Of course, there is still the battlecry from the coalition government that radical spending cuts are needed soon. We have to ask: “Really? Whatever damage they do?” That is hardly a rational approach.
Rather, we need to weigh up the pros and cons of radical and rapid spending cuts. We have on one side of the balance the avoidance of the high interest costs which would arise from a longer period of high debt levels (substantial, but not crippling) and the risk of a UK credit rating downgrade (very low).
On the other side of the balance, there is the major damage done to the quality of life of much of the UK population over the next five years, particularly those most vulnerable. In addition, there is the danger of a double-dip recession, which even the Office of Budget Responsibility has admitted has been increased by the government’s emergency budget.

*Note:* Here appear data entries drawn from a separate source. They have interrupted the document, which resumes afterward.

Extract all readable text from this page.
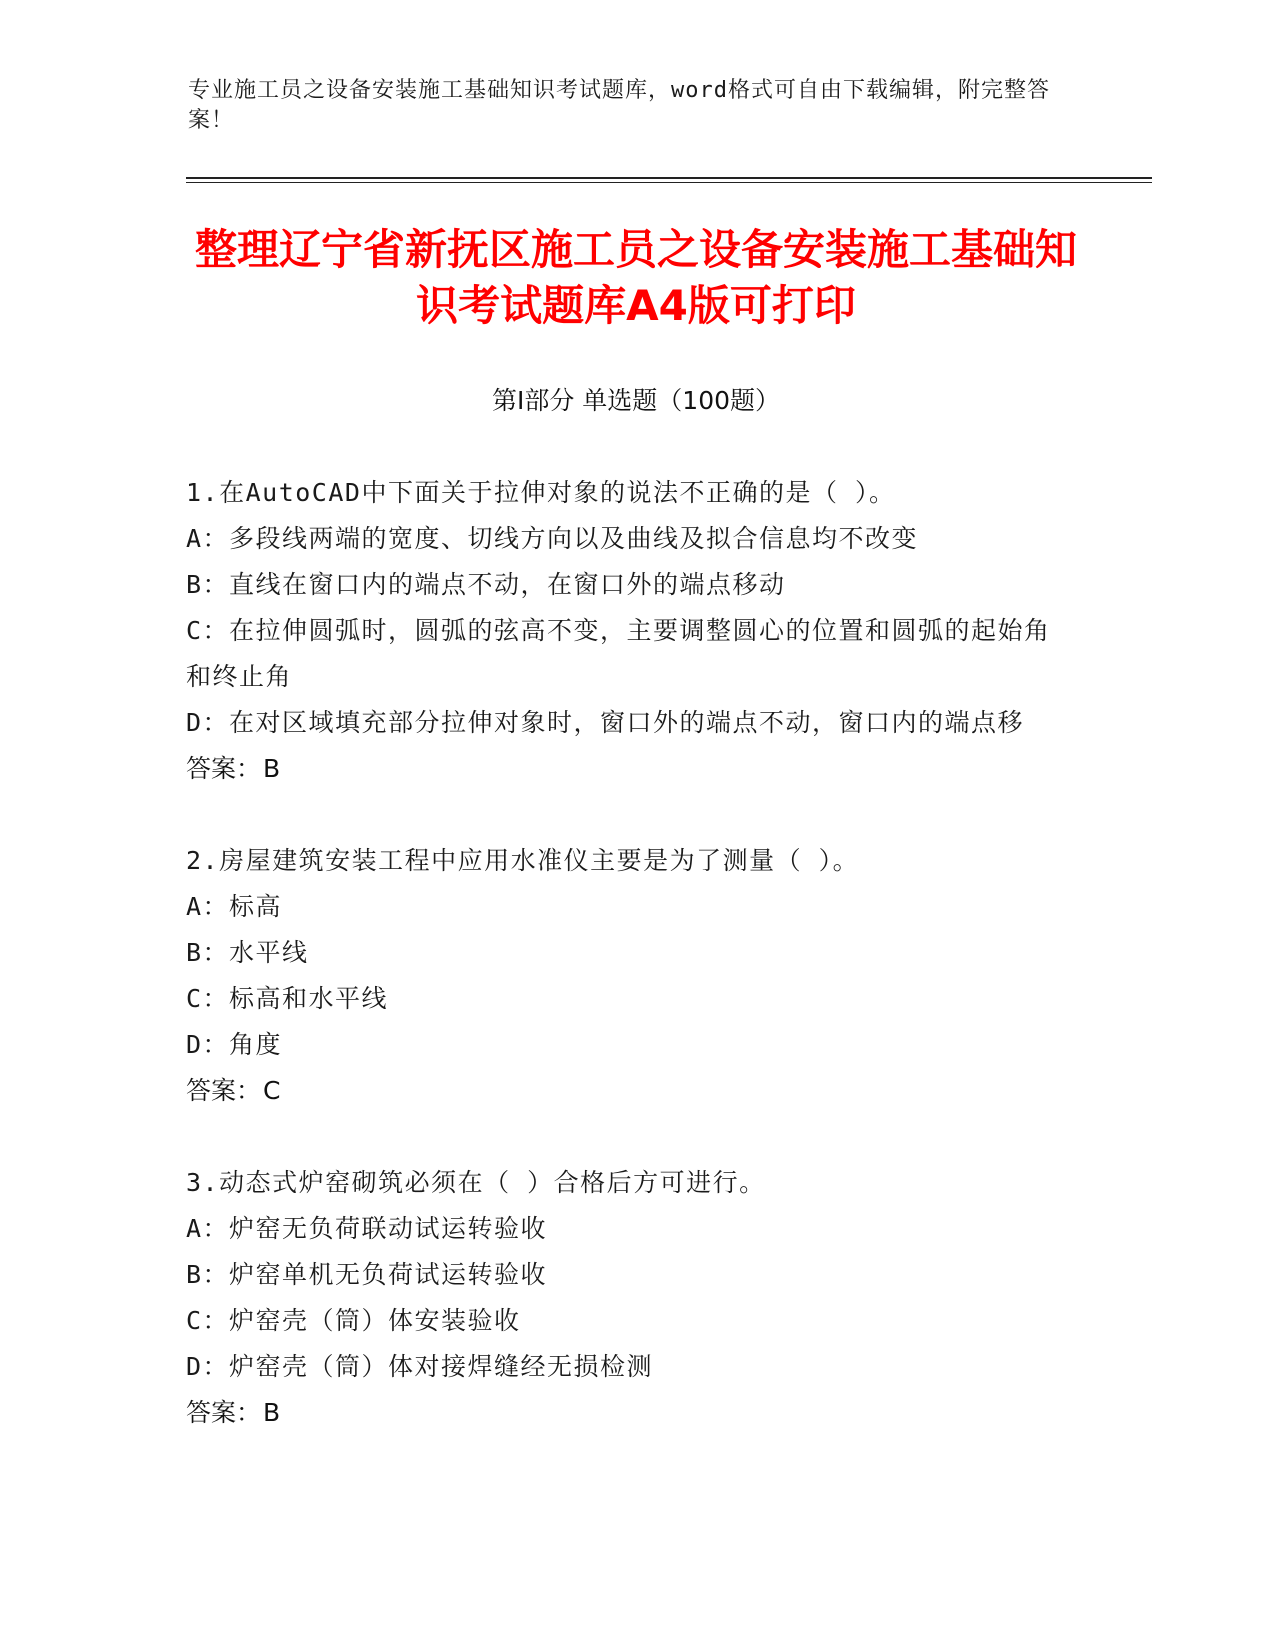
专业施工员之设备安装施工基础知识考试题库，word格式可自由下载编辑，附完整答案！
整理辽宁省新抚区施工员之设备安装施工基础知识考试题库A4版可打印
第Ⅰ部分 单选题（100题）
1.在AutoCAD中下面关于拉伸对象的说法不正确的是（ ）。
A：多段线两端的宽度、切线方向以及曲线及拟合信息均不改变
B：直线在窗口内的端点不动，在窗口外的端点移动
C：在拉伸圆弧时，圆弧的弦高不变，主要调整圆心的位置和圆弧的起始角和终止角
D：在对区域填充部分拉伸对象时，窗口外的端点不动，窗口内的端点移
答案：B
2.房屋建筑安装工程中应用水准仪主要是为了测量（ ）。
A：标高
B：水平线
C：标高和水平线
D：角度
答案：C
3.动态式炉窑砌筑必须在（ ）合格后方可进行。
A：炉窑无负荷联动试运转验收
B：炉窑单机无负荷试运转验收
C：炉窑壳（筒）体安装验收
D：炉窑壳（筒）体对接焊缝经无损检测
答案：B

There are red herrings to throw out of the scales entirely – e.g. the argument which has recently reappeared (though it was hardly voiced during the election campaign) that public sector spending crowds out private sector investment and production. This hoary old non-sequitur will surely not confuse as many people in 2010 as it did in the heady Bacon-and-Eltis days of 1976. Again, there is the argument that the debt will ‘crush future generations’ – the ‘one hand clapping’ argument which I’ve written about in this blog previously, which ignores the fact that public sector assets cover a large proportion of the debt and, as the economy recovers, will reflate fast in value and reduce the net debt value. Not to mention the fact that it is largely public spending which has stabilised housing values and reflated the stock UK market by 40% since the bottom of the recession and has therefore been responsible for a huge increase in the value of private wealth (corporate wealth and household pensions), far from ‘crowding out’ the private sector.
So, the verdict is very simple – the bad news outweighs the good news. These UK public spending cuts are too much, too soon, too fast.